Abstract

Introduction: Radio emissions from extensive air showers can provide valuable insights into the properties of high-energy cosmic rays and the atmospheric conditions through which they propagate. While these emissions can be accurately modeled under fair-weather conditions, the presence of strong and complex atmospheric electric fields during thunderstorms can significantly affect the radio signal. Methods: Measuring these fields directly is challenging due to the instability and unpredictability of thunderclouds, making indirect methods essential. The macroscopic model MGMR3D (Macroscopic GeoMagnetic Radiation, three-dimensional model) offers a semi-analytic approach to reconstructing these atmospheric electric field structures, while the microscopic simulation CoREAS (CORSIKA-based Radio Emission from Air Showers) serves as a detailed benchmark. In this study, the outputs of MGMR3D were validated against CoREAS to assess its ability to reproduce radio emission patterns under multi-layer thunderstorm field configurations. Both models were used to determine the intensity, linear polarization, and circular polarization of radio emissions generated by extensive air showers as they traversed layered electric field structures, including complex four-layer models. Results: The comparison demonstrated that MGMR3D can reliably reproduce the results obtained from CoREAS for both simple electric field configurations as well as intricate four-layer structures. The good agreement between both models indicates that MGMR3D captures the essential physics governing radio emission in strong electric field conditions.
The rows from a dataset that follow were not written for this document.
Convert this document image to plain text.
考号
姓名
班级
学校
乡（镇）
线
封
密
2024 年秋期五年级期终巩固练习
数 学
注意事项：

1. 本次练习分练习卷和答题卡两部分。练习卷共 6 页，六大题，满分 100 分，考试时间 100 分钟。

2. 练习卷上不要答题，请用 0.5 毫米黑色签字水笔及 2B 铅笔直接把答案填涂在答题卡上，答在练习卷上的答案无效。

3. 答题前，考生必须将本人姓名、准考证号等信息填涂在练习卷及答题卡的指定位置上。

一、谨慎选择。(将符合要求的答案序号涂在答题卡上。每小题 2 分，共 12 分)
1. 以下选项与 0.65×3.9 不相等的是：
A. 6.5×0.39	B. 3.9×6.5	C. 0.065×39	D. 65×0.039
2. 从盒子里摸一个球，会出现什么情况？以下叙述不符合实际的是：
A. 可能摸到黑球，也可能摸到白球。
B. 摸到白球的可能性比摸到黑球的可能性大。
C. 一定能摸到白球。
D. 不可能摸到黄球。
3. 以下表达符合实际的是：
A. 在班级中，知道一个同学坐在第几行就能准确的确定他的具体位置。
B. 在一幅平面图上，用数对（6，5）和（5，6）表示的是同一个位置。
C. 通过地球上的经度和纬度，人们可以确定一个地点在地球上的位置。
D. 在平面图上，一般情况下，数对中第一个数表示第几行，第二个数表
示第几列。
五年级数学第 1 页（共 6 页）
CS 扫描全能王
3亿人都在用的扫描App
Conclusion: The findings demonstrate that MGMR3D, through its optimization procedure, is an efficient tool for reconstructing the internal electric field structures of thunderclouds; consequently, the model is suitable for extracting detailed electric field profiles from experimental radio measurements. This represents an important step in the use of radio detection as a diagnostic tool for atmospheric electricity during thunderstorms.